Kitchen ergonomics is design with the functional goal to limit bending, kneeling, lifting, and reaching. With a little thought to how things are organized in your kitchen and how you go about your work, you can increase your efficiency, reduce the stress on your body, and make the cooking process more inviting for everyone in the family.
I really began to appreciate the impact of ergonomics when Rob Stuthridge was the Project Ergonomist for the National AgrAbility Project. He worked for AgrAbility in the mid 2000s while he pursued his PhD in ergonomics. He loved this field—you might say he looked at the world through ergonomic glasses—and he could relate anything to work, body mechanics, and the environment. Rob loved to cook, and he had several years of experience working in a commercial kitchen.

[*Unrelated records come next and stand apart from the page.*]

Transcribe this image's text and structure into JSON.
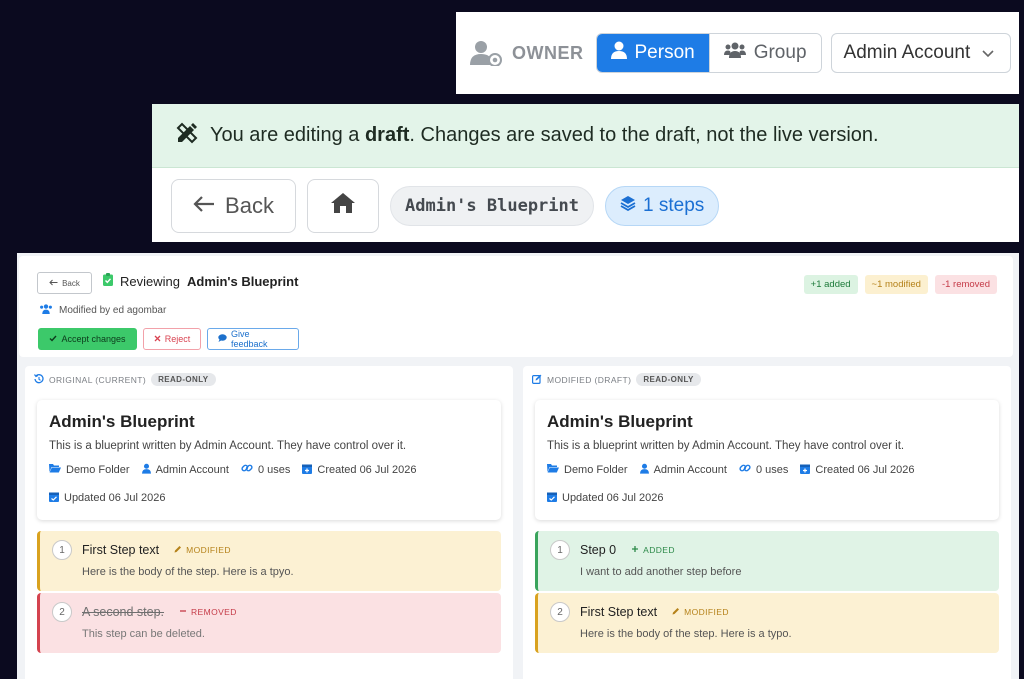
{
  "owner": {
    "label": "OWNER",
    "person_label": "Person",
    "group_label": "Group",
    "account_select": "Admin Account"
  },
  "draft": {
    "prefix": "You are editing a",
    "bold": "draft",
    "suffix": ". Changes are saved to the draft, not the live version."
  },
  "nav": {
    "back_label": "Back",
    "blueprint_name": "Admin's Blueprint",
    "steps_label": "1 steps"
  },
  "review": {
    "back_label": "Back",
    "reviewing_prefix": "Reviewing",
    "blueprint_name": "Admin's Blueprint",
    "modified_by": "Modified by ed agombar",
    "accept_label": "Accept changes",
    "reject_label": "Reject",
    "feedback_label": "Give feedback",
    "badges": {
      "added": "+1 added",
      "modified": "~1 modified",
      "removed": "-1 removed"
    }
  },
  "original": {
    "header": "ORIGINAL (CURRENT)",
    "readonly": "READ-ONLY",
    "card": {
      "title": "Admin's Blueprint",
      "description": "This is a blueprint written by Admin Account. They have control over it.",
      "folder": "Demo Folder",
      "owner": "Admin Account",
      "uses": "0 uses",
      "created": "Created 06 Jul 2026",
      "updated": "Updated 06 Jul 2026"
    },
    "steps": [
      {
        "num": "1",
        "title": "First Step text",
        "tag": "MODIFIED",
        "body": "Here is the body of the step. Here is a tpyo."
      },
      {
        "num": "2",
        "title": "A second step.",
        "tag": "REMOVED",
        "body": "This step can be deleted."
      }
    ]
  },
  "modified": {
    "header": "MODIFIED (DRAFT)",
    "readonly": "READ-ONLY",
    "card": {
      "title": "Admin's Blueprint",
      "description": "This is a blueprint written by Admin Account. They have control over it.",
      "folder": "Demo Folder",
      "owner": "Admin Account",
      "uses": "0 uses",
      "created": "Created 06 Jul 2026",
      "updated": "Updated 06 Jul 2026"
    },
    "steps": [
      {
        "num": "1",
        "title": "Step 0",
        "tag": "ADDED",
        "body": "I want to add another step before"
      },
      {
        "num": "2",
        "title": "First Step text",
        "tag": "MODIFIED",
        "body": "Here is the body of the step. Here is a typo."
      }
    ]
  },
  "colors": {
    "primary": "#1e7ce6",
    "draft_banner": "#e3f4e9",
    "added": "#3aa45c",
    "modified": "#d9a21f",
    "removed": "#d4434f"
  }
}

He advised me with many of the recommendations below when I was working with a client who baked commercially. They have been corroborated and added to by the Occupational Therapists on the Maine AgrAbility staff.
It is important to reduce stooping and reaching postures, particularly when handling heavy objects. People are at risk whether cooking commercially or at home. Draw objects close to the body before lifting them.
- Use front burners in preference to rear burners.
- Select the smallest and lightest pan for the task—don’t use a large, heavy pan when a smaller pan will suffice.
- Is the working height of your counters correct for your height?
- To raise the working height of a counter, turn a roasting pan upside down on the preparation surface and use that for chopping, dicing, etc.
- A sit/stand stool works well for tasks that require standing in one spot for long periods. Work can be done at standing height, but the stool takes some weight off the feet and legs. A simple high stool can also help, as long as its height allows working without stooping.
- Have you ever struggled to keep a cookbook open to the page you need? Book stands, available from places like Amazon, hold pages open and improve reading posture.
Lifting and bending
- Using a wheeled cart for moving heavy items from one area to another will reduce manual handling. This works well in a commercial kitchen, but may not be possible in a small kitchen.
- Draining of liquids can be a problem for people with musculoskeletal problems. Removing some of the contents at the end of the cooking period, by ladling liquid out of the cooking container before moving it, will significantly reduce the weight compared with carrying a fully-laden pan.
- Use electric pumps and hoses. These are available for commercial kitchen use (think cheese making) and allow liquids to be sucked from a container and transferred to the waste disposal/drain, or to another container.
- Cook items in a wire basket or remove produce from the cooking water using a slotted spoon.
- Bending low or reaching overhead are risk factors for back pain. Organize your cupboards to keep items that are heavier and frequently used within the most comfortable zone of reach—no lower than the knees and no higher than the chest.
- Floor mats that reduce leg fatigue are available. Mats must be waterproof and non-slip and their edges tapered to reduce the chances of tripping. For proper sanitation they cannot harbor food particles.
- Good supportive shoes also support the back. Arch supports to insert inside the shoe are available from drug stores, sporting goods stores, or shoe stores. Also, changing to a different pair of shoes at some point in the day is very refreshing for your legs and feet.
- Adequate lighting will reduce eye fatigue and significantly improve working conditions.
- Take frequent rest breaks. Sitting for a minute or two in front of a fan and drinking a glass of water will make the next 15 minutes of standing much easier.
- Vary your tasks—for example, going from sitting to standing—every 20-30 minutes.
Overheating isn’t usually a problem for a home kitchen during the winter. Summer is another story. And commercial enterprises can get hot and steamy on the coldest of days. The rule of thumb is to cool the environment first, and then the worker.
- You may be able to improve the efficiency of the stove’s extraction hood or fit a high efficiency extraction fan through a wall or window. Oscillating fans will increase air movement, too.
- Fill a hand-pumped sprayer with water and give your face an occasional spritz.
- Drinking water will help you keep cool via sweating.
- Wearing loose, lightweight clothing can make a significant difference to thermal equilibrium in kitchen workers.
Enjoy the time spent in your kitchen. Invite your kids to help by setting up work areas at different heights so that everyone can work comfortably. Cook up a beefy stew, frost some gingerbread cookies, and string popcorn garlands for the tree. And ring in the New Year sitting together around the kitchen table.